Education: Alumni encourage students at annual high school event

Posted: October 23, 2010 9:27 p.m.
Updated: October 24, 2010 4:30 a.m.
 

As a struggling student at Canyon High School, Chante Catt said she chose to be homeless rather than stay with her parents, who had her when they were very young and couldn’t care for her properly.

After missing most of her classes at Canyon, she began attending Bowman High School, where she was given a second chance.

“My parents weren’t there for me when I was young, but luckily my teachers stepped in to help me,” said Catt, who graduated from the school in 1995. 

She now owns a successful Los Angeles animal-care business and returns every year to the continuation school’s career day. She was there Friday, trying to help struggling teens find their way.

Bowman has been holding the annual career day for more than 15 years with the help of educator Mike Nugent and Principal Robin Geissler. 

When Career Day at Bowman began, it was just a half-day program with five speakers, Nugent said. Now, the program is a full-day event that features more than 30 speakers, including such employers as ITT Tech, MUD Makeup Designory and the Los Angeles County Fire Department.

“Motivation is the key,” Nugent said. “These kids aren’t dumb, they just need an opportunity. What Bowman does best is reconnect them and motivate them to finish high school.”

Many of the students that come to Bowman are missing credits and in danger of not graduating at their previous schools.

Nico DiNardo, a Bowman senior, came to Bowman from Saugus High School with what he called “the wrong mindset” and labeled himself as a “slacker.”
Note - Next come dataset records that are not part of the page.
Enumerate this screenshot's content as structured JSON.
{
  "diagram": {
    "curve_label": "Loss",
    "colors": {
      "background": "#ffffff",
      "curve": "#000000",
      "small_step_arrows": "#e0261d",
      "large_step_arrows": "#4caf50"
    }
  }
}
He will graduate in only a few weeks and credits the teachers at Bowman with putting him on the right track.

“Mike (Nugent) goes out of his way for us,” he said. “These teachers actually really care.”
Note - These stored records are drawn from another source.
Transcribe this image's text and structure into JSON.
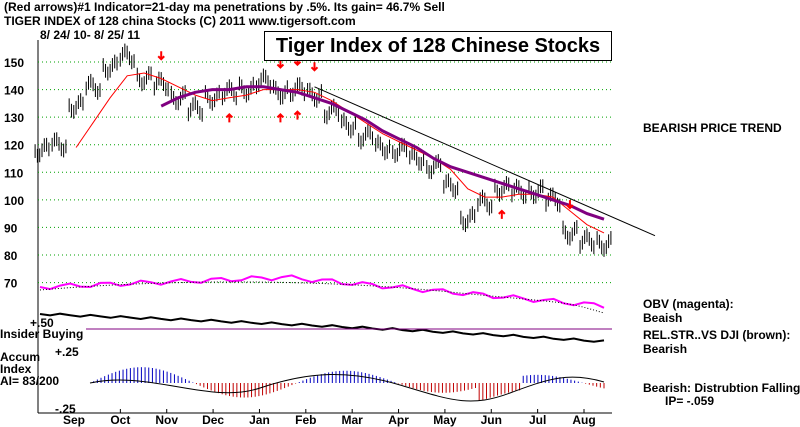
{
  "header": {
    "line1": "(Red arrows)#1 Indicator=21-day ma penetrations by .5%.  Its gain= 46.7% Sell",
    "line2": "TIGER INDEX of  128 china Stocks  (C) 2011   www.tigersoft.com",
    "line3": "8/ 24/ 10-  8/ 25/ 11"
  },
  "chart_data": {
    "type": "line",
    "title": "Tiger Index of 128 Chinese Stocks",
    "x_labels": [
      "Sep",
      "Oct",
      "Nov",
      "Dec",
      "Jan",
      "Feb",
      "Mar",
      "Apr",
      "May",
      "Jun",
      "Jul",
      "Aug"
    ],
    "y_ticks": [
      150,
      140,
      130,
      120,
      110,
      100,
      90,
      80,
      70
    ],
    "ylim": [
      65,
      155
    ],
    "grid": true,
    "series": [
      {
        "key": "price",
        "color": "#000000",
        "values": [
          118,
          120,
          134,
          141,
          148,
          152,
          144,
          142,
          137,
          133,
          137,
          139,
          140,
          143,
          139,
          140,
          138,
          132,
          127,
          123,
          119,
          118,
          115,
          112,
          105,
          93,
          99,
          104,
          103,
          103,
          100,
          88,
          85,
          84
        ]
      },
      {
        "key": "ma21",
        "color": "#ff0000",
        "values": [
          null,
          null,
          119,
          128,
          137,
          145,
          146,
          144,
          141,
          138,
          136,
          137,
          138,
          140,
          140,
          140,
          139,
          136,
          132,
          128,
          124,
          121,
          118,
          115,
          111,
          104,
          101,
          101,
          102,
          102,
          101,
          96,
          91,
          88
        ]
      },
      {
        "key": "ma_long",
        "color": "#800080",
        "values": [
          null,
          null,
          null,
          null,
          null,
          null,
          null,
          134,
          137,
          139,
          140,
          140,
          141,
          141,
          140,
          139,
          137,
          135,
          132,
          129,
          125,
          122,
          119,
          115,
          112,
          110,
          108,
          106,
          104,
          102,
          100,
          98,
          95,
          93
        ]
      },
      {
        "key": "trendline",
        "color": "#000000",
        "values": [
          null,
          null,
          null,
          null,
          null,
          null,
          null,
          null,
          null,
          null,
          null,
          null,
          null,
          null,
          null,
          null,
          null,
          null,
          null,
          null,
          null,
          null,
          null,
          null,
          null,
          null,
          null,
          null,
          null,
          null,
          null,
          null,
          null,
          null
        ]
      }
    ],
    "sell_arrows_x": [
      7,
      14,
      15,
      16,
      31
    ],
    "buy_arrows_x": [
      11,
      14,
      15,
      27
    ],
    "panels": {
      "obv_label": "OBV (magenta):",
      "obv_value": "Beaish",
      "rel_label": "REL.STR..VS DJI (brown):",
      "rel_value": "Bearish",
      "insider_label": "Insider Buying",
      "accum_label_1": "Accum",
      "accum_label_2": "Index",
      "ai_label": "AI= 83/200",
      "tick_p50": "+.50",
      "tick_p25": "+.25",
      "tick_m25": "-.25"
    }
  },
  "notes": {
    "trend": "BEARISH PRICE TREND",
    "bearish_line1": "Bearish:  Distrubtion Falling.",
    "bearish_line2": "IP= -.059"
  }
}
Bowman students enjoy career day and the opportunity it gives them to explore careers that they may not have known about.

“Career day wasn’t like this at my (other) high school,” says senior Chelsea Freeman.

Many Bowman students like Chelsea said they feel like they have been given a second chance. The school has a network of teachers and professionals who are dedicated to giving them that chance.

With more than 310 graduates last year, Bowman has a 95-percent graduation rate, and more than 70 percent of its graduating seniors move on to enroll in junior college or college.

The school’s help is what Catt needed.

She went on to speak in front of the Santa Clarita City Council to advocate for the opening of the homeless shelter here in Santa Clarita. She received an award from former Mayor Carl Boyer, recognizing her activism in the community. 

“Bowman gives you what you need,“ Catt said, “if you just show initiative.”